The relationship between oxygen permeability and phase separation morphology of the multicomponent silicone hydrogels.

Abstract

In this article, the multicomponent copolymers were prepared by the copolymerization of two hydrophobic silicon-containing monomers bis(trimethylsilyloxy) methylsilylpropyl glycerol methacrylate (SiMA) and tris(trimethylsiloxy)-3-methacryloxypropylsilane (TRIS) with three hydrophilic monomers 2-hydroxyethyl methacrylate, N-vinylpyrrolidone, and N,N-dimethyl acrylamide. The copolymers were hydrated to form transparent silicone hydrogels. The oxygen permeability coefficients (Dk) of hydrogels were measured, and their relationships with the equilibrium water contents (EWC) and the types and contents of silicon containing monomers as well as the phase separation structures of silicone hydrogels were analyzed in detail. The results showed that the EWC decreased as the increase of SiMA content.

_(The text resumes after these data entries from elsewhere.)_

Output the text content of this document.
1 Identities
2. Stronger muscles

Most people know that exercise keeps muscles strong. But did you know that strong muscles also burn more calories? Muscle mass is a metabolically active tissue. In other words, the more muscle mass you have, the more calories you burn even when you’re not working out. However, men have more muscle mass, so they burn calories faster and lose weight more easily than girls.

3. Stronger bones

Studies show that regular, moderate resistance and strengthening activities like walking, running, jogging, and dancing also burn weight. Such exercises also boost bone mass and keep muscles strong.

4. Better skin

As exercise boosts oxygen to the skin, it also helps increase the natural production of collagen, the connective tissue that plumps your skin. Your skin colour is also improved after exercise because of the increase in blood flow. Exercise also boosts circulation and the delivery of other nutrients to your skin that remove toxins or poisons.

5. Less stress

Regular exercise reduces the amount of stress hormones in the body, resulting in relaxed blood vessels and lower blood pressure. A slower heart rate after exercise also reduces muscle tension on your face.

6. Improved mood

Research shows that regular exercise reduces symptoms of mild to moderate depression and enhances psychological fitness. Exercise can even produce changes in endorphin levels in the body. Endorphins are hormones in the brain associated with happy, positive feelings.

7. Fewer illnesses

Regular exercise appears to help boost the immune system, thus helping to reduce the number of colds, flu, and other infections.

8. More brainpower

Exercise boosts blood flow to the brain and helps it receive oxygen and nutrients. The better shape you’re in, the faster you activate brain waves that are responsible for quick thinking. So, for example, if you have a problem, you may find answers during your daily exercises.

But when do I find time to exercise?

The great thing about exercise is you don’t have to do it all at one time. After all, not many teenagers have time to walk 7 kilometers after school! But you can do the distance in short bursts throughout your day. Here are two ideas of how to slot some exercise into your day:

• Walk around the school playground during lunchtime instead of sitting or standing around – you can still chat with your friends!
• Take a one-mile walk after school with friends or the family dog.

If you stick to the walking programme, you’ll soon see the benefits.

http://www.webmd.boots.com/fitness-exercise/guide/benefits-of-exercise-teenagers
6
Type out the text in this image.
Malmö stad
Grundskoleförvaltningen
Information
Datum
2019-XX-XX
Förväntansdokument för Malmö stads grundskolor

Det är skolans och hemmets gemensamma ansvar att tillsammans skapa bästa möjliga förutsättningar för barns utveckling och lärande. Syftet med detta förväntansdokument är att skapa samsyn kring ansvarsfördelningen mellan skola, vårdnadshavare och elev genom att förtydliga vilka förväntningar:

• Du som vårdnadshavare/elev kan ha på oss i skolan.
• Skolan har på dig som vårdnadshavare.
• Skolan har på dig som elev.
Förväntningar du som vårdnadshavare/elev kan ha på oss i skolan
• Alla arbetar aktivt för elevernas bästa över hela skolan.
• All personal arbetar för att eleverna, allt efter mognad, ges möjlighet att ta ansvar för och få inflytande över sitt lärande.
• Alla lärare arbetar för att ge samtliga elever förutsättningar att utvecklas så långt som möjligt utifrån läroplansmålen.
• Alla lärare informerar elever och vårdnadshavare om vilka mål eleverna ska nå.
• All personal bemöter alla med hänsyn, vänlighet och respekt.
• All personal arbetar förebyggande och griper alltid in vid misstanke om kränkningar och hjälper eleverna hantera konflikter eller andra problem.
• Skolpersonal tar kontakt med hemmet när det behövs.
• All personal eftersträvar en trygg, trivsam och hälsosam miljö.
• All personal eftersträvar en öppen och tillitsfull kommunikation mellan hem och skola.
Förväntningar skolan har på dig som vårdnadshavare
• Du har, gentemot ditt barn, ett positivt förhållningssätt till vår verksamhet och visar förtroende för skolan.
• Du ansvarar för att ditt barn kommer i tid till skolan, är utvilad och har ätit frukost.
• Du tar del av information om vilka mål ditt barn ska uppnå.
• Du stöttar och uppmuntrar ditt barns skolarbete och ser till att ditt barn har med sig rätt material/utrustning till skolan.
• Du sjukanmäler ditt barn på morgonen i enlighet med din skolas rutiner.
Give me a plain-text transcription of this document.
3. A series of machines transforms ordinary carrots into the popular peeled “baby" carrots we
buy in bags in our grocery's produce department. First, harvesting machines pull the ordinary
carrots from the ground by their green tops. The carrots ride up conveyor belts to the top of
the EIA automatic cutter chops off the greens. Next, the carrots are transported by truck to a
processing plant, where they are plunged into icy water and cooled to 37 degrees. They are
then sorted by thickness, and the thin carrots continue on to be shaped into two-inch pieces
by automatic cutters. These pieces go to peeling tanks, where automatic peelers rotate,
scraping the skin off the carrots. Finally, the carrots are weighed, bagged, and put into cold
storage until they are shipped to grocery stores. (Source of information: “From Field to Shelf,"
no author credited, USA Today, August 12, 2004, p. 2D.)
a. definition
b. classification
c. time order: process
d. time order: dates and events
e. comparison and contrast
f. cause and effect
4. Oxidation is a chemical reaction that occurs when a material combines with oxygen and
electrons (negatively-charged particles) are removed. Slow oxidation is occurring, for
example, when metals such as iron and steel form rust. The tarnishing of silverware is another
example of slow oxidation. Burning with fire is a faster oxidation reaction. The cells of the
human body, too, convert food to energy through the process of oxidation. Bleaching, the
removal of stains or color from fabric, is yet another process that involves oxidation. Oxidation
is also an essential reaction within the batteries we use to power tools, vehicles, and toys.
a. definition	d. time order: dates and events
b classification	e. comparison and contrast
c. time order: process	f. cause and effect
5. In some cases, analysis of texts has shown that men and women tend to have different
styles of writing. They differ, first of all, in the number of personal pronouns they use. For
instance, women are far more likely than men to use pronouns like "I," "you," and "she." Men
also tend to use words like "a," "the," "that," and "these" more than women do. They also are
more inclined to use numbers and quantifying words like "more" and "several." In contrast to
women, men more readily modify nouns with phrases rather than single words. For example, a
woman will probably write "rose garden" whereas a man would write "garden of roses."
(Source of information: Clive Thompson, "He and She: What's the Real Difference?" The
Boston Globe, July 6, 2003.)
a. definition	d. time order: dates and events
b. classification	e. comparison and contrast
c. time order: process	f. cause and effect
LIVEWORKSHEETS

The relationship between Dk and SiMA content, as well as that between Dk and EWC, showed inverted bell curve distributions, which meant two main factors, i.e., silicon-oxygen bond in silicone and water in hydrogel, contributed to oxygen permeation and followed a mutual inhibition competition mechanism. The internal morphologies of the hydrogels were observed by transmission electron microscope, and the results showed that the hydrogels presented two different phase separation structures depending on the types of the silicon-containing monomers. The silicone phase in SiMA containing hydrogel presented to be a granular texture, while the silicone phase in TRIS containing hydrogel formed a fibrous texture which resulted in a higher Dk value. These results could help to design a silicone hydrogel with better properties and wider application.